Forest Hill is an affluent neighborhood located on the West Side of San Francisco, California. Forest Hill is one of eight master-planned residence parks in San Francisco. Forest Hill is located near the middle of the City of San Francisco, southeast of the Inner Sunset and northeast of West Portal. Boundaries are roughly Seventh Avenue/Laguna Honda Boulevard to the north and east, Taraval Street to the south, and 14th Avenue to the west.

The area south of Dewey Boulevard is known as Laguna Honda or the Forest Hill Extension. The name Laguna Honda means "deep lagoon" in Spanish and presumably refers to the Laguna Honda Reservoir at the intersection of Laguna Honda Boulevard and Clarendon Avenue.

==History==
The property for Forest Hill was purchased by a private firm, the Newell-Murdoch Company, from the heirs of Adolph Sutro. Development of the neighborhood began in 1912. Like other "residence parks" in San Francisco, Forest Hill was intended as a racially exclusive, white-only enclave for economic elites. Advertisements emphasized the deed restrictions that disallowed apartment buildings and other multi-family homes and ownership by racial minorities. Deed restrictions were in place in Forest Hills until at least the 1930s, and the residence parks remained racially homogenous for much of the 20th century.

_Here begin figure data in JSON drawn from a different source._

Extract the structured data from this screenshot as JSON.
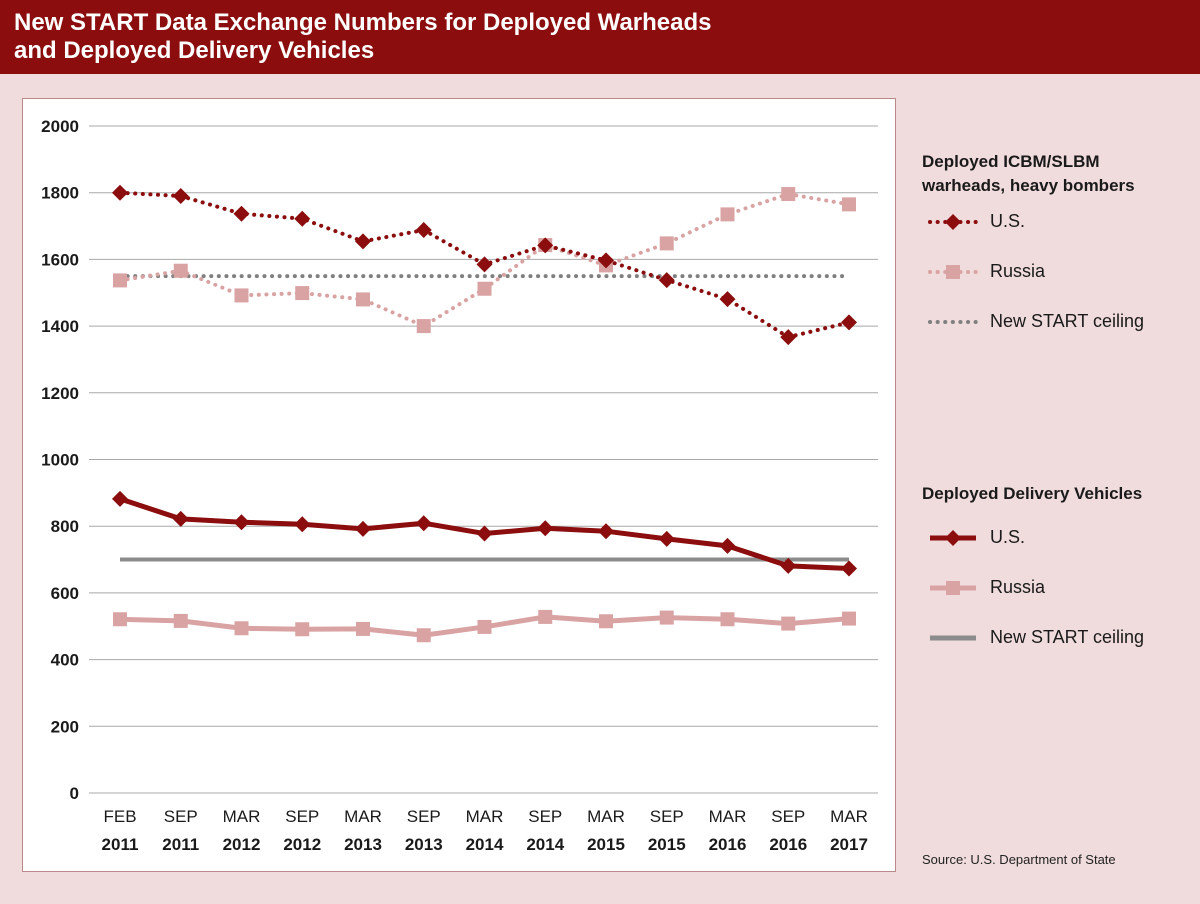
{
  "title": {
    "line1": "New START Data Exchange Numbers for Deployed Warheads",
    "line2": "and Deployed Delivery Vehicles"
  },
  "legend": {
    "warheads_heading_line1": "Deployed ICBM/SLBM",
    "warheads_heading_line2": "warheads, heavy bombers",
    "vehicles_heading": "Deployed Delivery Vehicles",
    "us_label": "U.S.",
    "russia_label": "Russia",
    "ceiling_label": "New START ceiling"
  },
  "source": "Source: U.S. Department of State",
  "colors": {
    "us": "#8b0d0d",
    "russia": "#d9a3a3",
    "ceiling_warheads": "#808080",
    "ceiling_vehicles": "#8c8c8c",
    "header": "#8b0d0d",
    "background": "#f0dcdc"
  },
  "chart_data": {
    "type": "line",
    "x_months": [
      "FEB",
      "SEP",
      "MAR",
      "SEP",
      "MAR",
      "SEP",
      "MAR",
      "SEP",
      "MAR",
      "SEP",
      "MAR",
      "SEP",
      "MAR"
    ],
    "x_years": [
      "2011",
      "2011",
      "2012",
      "2012",
      "2013",
      "2013",
      "2014",
      "2014",
      "2015",
      "2015",
      "2016",
      "2016",
      "2017"
    ],
    "ylim": [
      0,
      2000
    ],
    "yticks": [
      0,
      200,
      400,
      600,
      800,
      1000,
      1200,
      1400,
      1600,
      1800,
      2000
    ],
    "grid": true,
    "series": [
      {
        "name": "U.S.",
        "group": "Deployed ICBM/SLBM warheads, heavy bombers",
        "style": "dotted",
        "marker": "diamond",
        "values": [
          1800,
          1790,
          1737,
          1722,
          1654,
          1688,
          1585,
          1642,
          1597,
          1538,
          1481,
          1367,
          1411
        ]
      },
      {
        "name": "Russia",
        "group": "Deployed ICBM/SLBM warheads, heavy bombers",
        "style": "dotted",
        "marker": "square",
        "values": [
          1537,
          1566,
          1492,
          1499,
          1480,
          1400,
          1512,
          1643,
          1582,
          1648,
          1735,
          1796,
          1765
        ]
      },
      {
        "name": "New START ceiling",
        "group": "Deployed ICBM/SLBM warheads, heavy bombers",
        "style": "dotted",
        "marker": "none",
        "values": [
          1550,
          1550,
          1550,
          1550,
          1550,
          1550,
          1550,
          1550,
          1550,
          1550,
          1550,
          1550,
          1550
        ]
      },
      {
        "name": "U.S.",
        "group": "Deployed Delivery Vehicles",
        "style": "solid",
        "marker": "diamond",
        "values": [
          882,
          822,
          812,
          806,
          792,
          809,
          778,
          794,
          785,
          762,
          741,
          681,
          673
        ]
      },
      {
        "name": "Russia",
        "group": "Deployed Delivery Vehicles",
        "style": "solid",
        "marker": "square",
        "values": [
          521,
          516,
          494,
          491,
          492,
          473,
          498,
          528,
          515,
          526,
          521,
          508,
          523
        ]
      },
      {
        "name": "New START ceiling",
        "group": "Deployed Delivery Vehicles",
        "style": "solid",
        "marker": "none",
        "values": [
          700,
          700,
          700,
          700,
          700,
          700,
          700,
          700,
          700,
          700,
          700,
          700,
          700
        ]
      }
    ]
  }
}
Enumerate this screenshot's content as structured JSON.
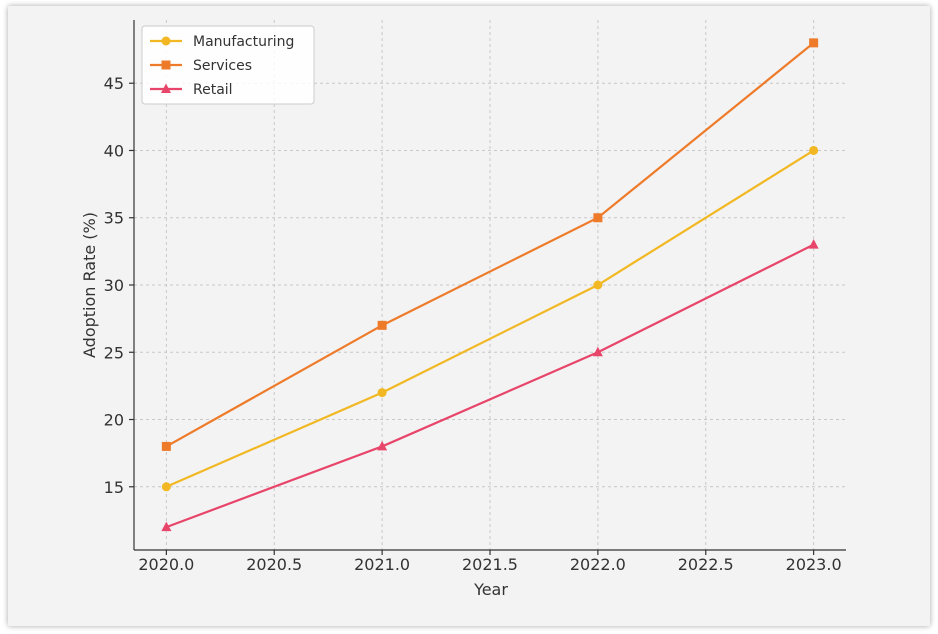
{
  "chart_data": {
    "type": "line",
    "xlabel": "Year",
    "ylabel": "Adoption Rate (%)",
    "x": [
      2020.0,
      2021.0,
      2022.0,
      2023.0
    ],
    "xticks": [
      "2020.0",
      "2020.5",
      "2021.0",
      "2021.5",
      "2022.0",
      "2022.5",
      "2023.0"
    ],
    "xtick_values": [
      2020.0,
      2020.5,
      2021.0,
      2021.5,
      2022.0,
      2022.5,
      2023.0
    ],
    "yticks": [
      15,
      20,
      25,
      30,
      35,
      40,
      45
    ],
    "xlim": [
      2019.85,
      2023.15
    ],
    "ylim": [
      10.3,
      49.7
    ],
    "grid": true,
    "legend_position": "upper-left",
    "series": [
      {
        "name": "Manufacturing",
        "values": [
          15,
          22,
          30,
          40
        ],
        "color": "#f2b823",
        "marker": "circle"
      },
      {
        "name": "Services",
        "values": [
          18,
          27,
          35,
          48
        ],
        "color": "#ee7b2a",
        "marker": "square"
      },
      {
        "name": "Retail",
        "values": [
          12,
          18,
          25,
          33
        ],
        "color": "#e8456a",
        "marker": "triangle"
      }
    ]
  }
}
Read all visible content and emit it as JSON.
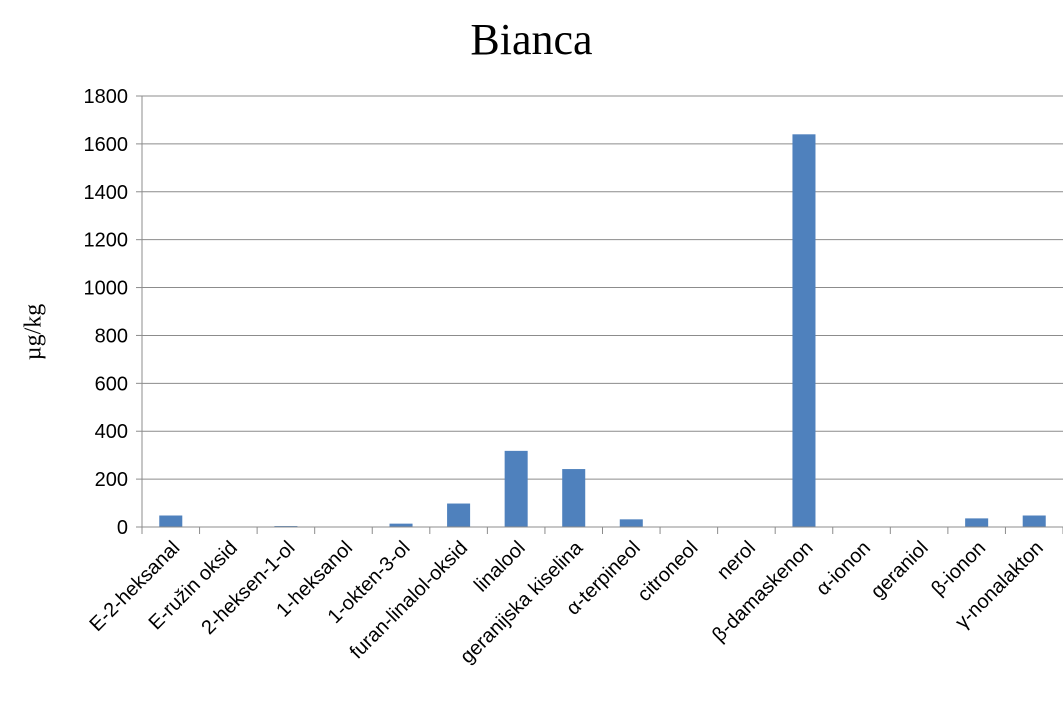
{
  "chart_data": {
    "type": "bar",
    "title": "Bianca",
    "xlabel": "",
    "ylabel": "µg/kg",
    "ylim": [
      0,
      1800
    ],
    "ytick_values": [
      0,
      200,
      400,
      600,
      800,
      1000,
      1200,
      1400,
      1600,
      1800
    ],
    "yticks": [
      "0",
      "200",
      "400",
      "600",
      "800",
      "1000",
      "1200",
      "1400",
      "1600",
      "1800"
    ],
    "categories": [
      "E-2-heksanal",
      "E-ružin oksid",
      "2-heksen-1-ol",
      "1-heksanol",
      "1-okten-3-ol",
      "furan-linalol-oksid",
      "linalool",
      "geranijska kiselina",
      "α-terpineol",
      "citroneol",
      "nerol",
      "β-damaskenon",
      "α-ionon",
      "geraniol",
      "β-ionon",
      "γ-nonalakton"
    ],
    "values": [
      48,
      0,
      4,
      0,
      14,
      98,
      318,
      242,
      32,
      0,
      0,
      1640,
      0,
      0,
      36,
      48
    ],
    "grid": true,
    "legend": "none",
    "bar_color": "#4F81BD"
  }
}
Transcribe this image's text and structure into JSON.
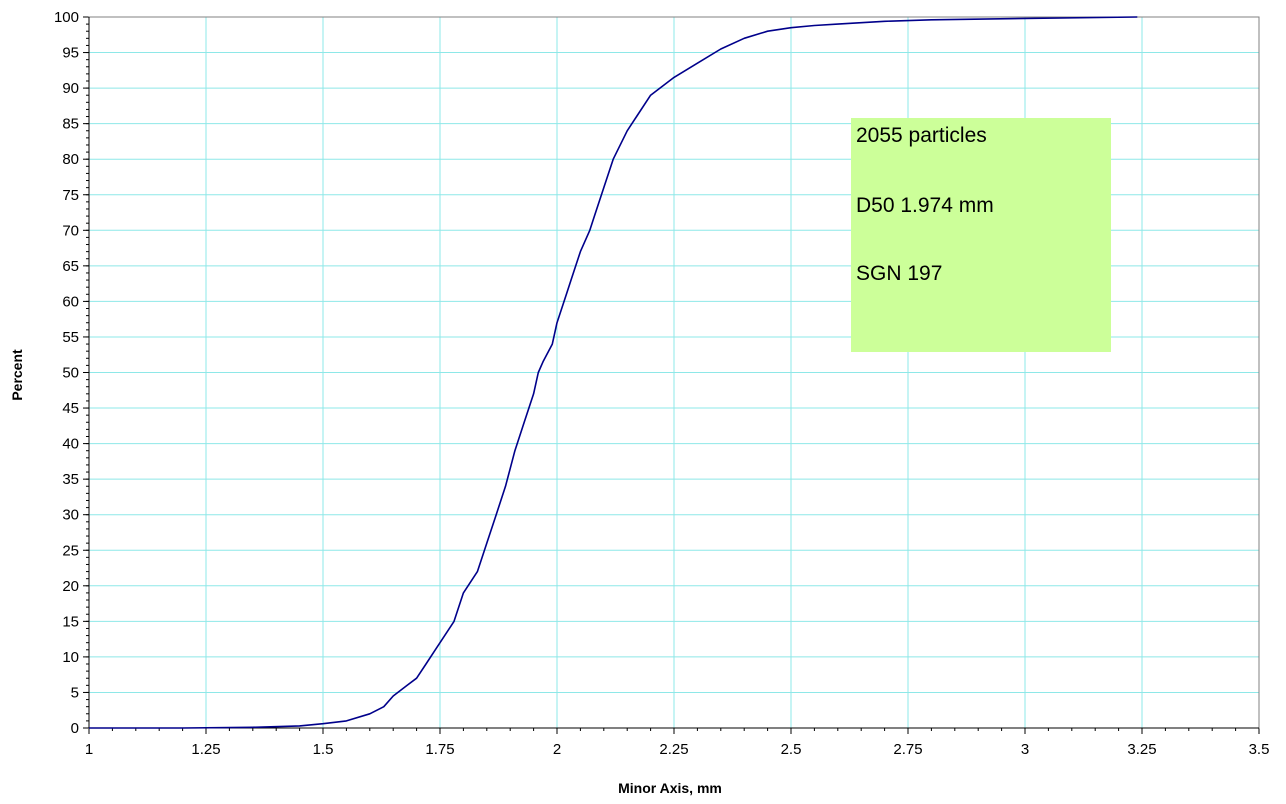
{
  "chart_data": {
    "type": "line",
    "title": "",
    "xlabel": "Minor Axis, mm",
    "ylabel": "Percent",
    "xlim": [
      1,
      3.5
    ],
    "ylim": [
      0,
      100
    ],
    "x_ticks": [
      "1",
      "1.25",
      "1.5",
      "1.75",
      "2",
      "2.25",
      "2.5",
      "2.75",
      "3",
      "3.25",
      "3.5"
    ],
    "y_ticks": [
      "0",
      "5",
      "10",
      "15",
      "20",
      "25",
      "30",
      "35",
      "40",
      "45",
      "50",
      "55",
      "60",
      "65",
      "70",
      "75",
      "80",
      "85",
      "90",
      "95",
      "100"
    ],
    "grid": true,
    "series": [
      {
        "color": "#00008b",
        "x": [
          1.0,
          1.2,
          1.35,
          1.45,
          1.5,
          1.55,
          1.6,
          1.63,
          1.65,
          1.68,
          1.7,
          1.72,
          1.74,
          1.75,
          1.78,
          1.8,
          1.83,
          1.85,
          1.87,
          1.89,
          1.91,
          1.93,
          1.95,
          1.96,
          1.97,
          1.99,
          2.0,
          2.02,
          2.03,
          2.05,
          2.07,
          2.08,
          2.1,
          2.12,
          2.15,
          2.17,
          2.2,
          2.25,
          2.3,
          2.35,
          2.4,
          2.45,
          2.5,
          2.55,
          2.6,
          2.7,
          2.8,
          3.0,
          3.24
        ],
        "y": [
          0,
          0,
          0.1,
          0.3,
          0.6,
          1.0,
          2.0,
          3.0,
          4.5,
          6.0,
          7.0,
          9.0,
          11.0,
          12.0,
          15.0,
          19.0,
          22.0,
          26.0,
          30.0,
          34.0,
          39.0,
          43.0,
          47.0,
          50.0,
          51.5,
          54.0,
          57.0,
          61.0,
          63.0,
          67.0,
          70.0,
          72.0,
          76.0,
          80.0,
          84.0,
          86.0,
          89.0,
          91.5,
          93.5,
          95.5,
          97.0,
          98.0,
          98.5,
          98.8,
          99.0,
          99.4,
          99.6,
          99.8,
          100.0
        ]
      }
    ],
    "annotations": {
      "box_color": "#ccff99",
      "lines": [
        "2055 particles",
        "D50  1.974 mm",
        "SGN  197"
      ]
    }
  }
}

There are restrictions that safeguard the person of taste and refinement who seeks exclusiveness. There are no Mongols, Africans or "shack builders" allowed in Forest Hill. When a man selects a homesite in this tract it is done with the positive assurance that there will be nothing disagreeable to mar the serenity of the most fastidious.
— 1913 newspaper advertisement

The streets in Forest Hill in Forest Hill did not conform to San Francisco's standards regarding width and grade, and therefore were not initially approved nor maintained by the City until 1978. Landscape architect Mark Daniels developed the master plan for Forest Hill. Several homes and the neighborhood clubhouse were designed by California Arts and Crafts Movement architect Bernard Maybeck. Harold G. Stoner also contributed to the architecture of the area, designing several houses as part of projects for Lang Realty.